28 Maggio 2008

Nel paniere dei prezzi ora entra il ginecolgo e il panino del bar

Il sito dell`Osservatorio prezzi e tariffe del ministero dello Sviluppo Economico si arricchisce di nuove informazioni sui prezzi nei Comuni italiani. Nel “paniere“ di riferimento, infatti, fanno il loro ingresso i dati sui prezzi di 8 servizi e prodotti su cui è possibile effettuare un monitoraggio on line di immediata e semplice consultazione: dentista, analisi di laboratorio, cardiologo, ginecologo per quanto riguarda i servizi medici, cinema, cappuccino al bar e panino al bar per i servizi ricreativi e di ristorazione, parrucchiere per i servizi per la cura della persona.

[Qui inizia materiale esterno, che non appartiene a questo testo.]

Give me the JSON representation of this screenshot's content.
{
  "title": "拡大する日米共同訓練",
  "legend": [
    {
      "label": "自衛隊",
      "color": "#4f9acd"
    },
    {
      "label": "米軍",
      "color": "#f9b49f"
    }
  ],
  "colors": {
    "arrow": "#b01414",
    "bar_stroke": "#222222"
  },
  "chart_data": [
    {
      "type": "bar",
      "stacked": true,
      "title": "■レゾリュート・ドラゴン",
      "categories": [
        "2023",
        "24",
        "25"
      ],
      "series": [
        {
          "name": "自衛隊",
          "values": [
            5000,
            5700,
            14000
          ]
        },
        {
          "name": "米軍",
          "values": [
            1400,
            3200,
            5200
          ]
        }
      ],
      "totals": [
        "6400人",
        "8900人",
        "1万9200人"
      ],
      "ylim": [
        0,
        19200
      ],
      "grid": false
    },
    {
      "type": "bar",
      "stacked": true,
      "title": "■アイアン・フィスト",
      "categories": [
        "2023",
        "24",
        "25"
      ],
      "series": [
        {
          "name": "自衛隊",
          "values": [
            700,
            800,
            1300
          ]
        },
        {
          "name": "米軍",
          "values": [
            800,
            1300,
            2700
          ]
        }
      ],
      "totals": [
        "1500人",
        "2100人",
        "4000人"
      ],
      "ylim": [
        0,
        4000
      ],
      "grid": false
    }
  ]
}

Il paniere – spiega una nota del ministero – passa così a 74 servizi e prodotti di largo consumo. Le informazioni, disponibili sulla base dei dati rilevati dagli Uffici Comunali di Statistica nell`ambito dell`indagine sui prezzi al consumo coordinata dall`Istat, riguardano la media delle quotazioni mensili registrate in ciascun comune capoluogo di provincia, nelle diverse tipologie distributive. Accanto alla media sono indicati i valori del prezzo minimo e del prezzo massimo rilevato. Il sito è realizzato a cura della Direzione generale per la concorrenza e i consumatori, con il supporto tecnico dell`Istituto per la Promozione Industriale. Intanto, carburanti sempre sotto i riflettori. I rincari non si fermano e ormai tutti i marchi hanno allineato i propri prezzi di gasolio e benzina, tutti vicini alla soglia degli 1,52 euro. E sul tema del caro-pieno c`è in vista, “in settimana“ un nuovo incontro tra il ministro dello Sviluppo, Claudio Scajola, e i rappresentanti delle compagnie. L`annuncio del presidente dell`Unione petrolifera, Pasquale De Vita, arriva a dieci giorni dalla prima convocazione indetta dal neo-ministro. Dal ministero fanno sapere che la riunione si terrà domani o, al più tardi, venerdì, e sarà un faccia-a-faccia Scajola-De Vita. Al centro “sistema industriale, di raffinazione e rete distributiva“. Da più parti, del resto, si continua a chiedere un intervento. Federconsumatori e Adusbef insistono per un taglio delle accise ed un superamento degli stacchi tra i prezzi industriali europei e quelli italiani. Il Codacons chiede ad Antitrust, ministro dell`Economia e ministero dello Sviluppo di eliminare i prezzi “consigliati“ che le compagnie indicano ai gestori, lasciando gli impianti “liberi di scegliere il prezzo da praticare, in base alle regole di mercato“.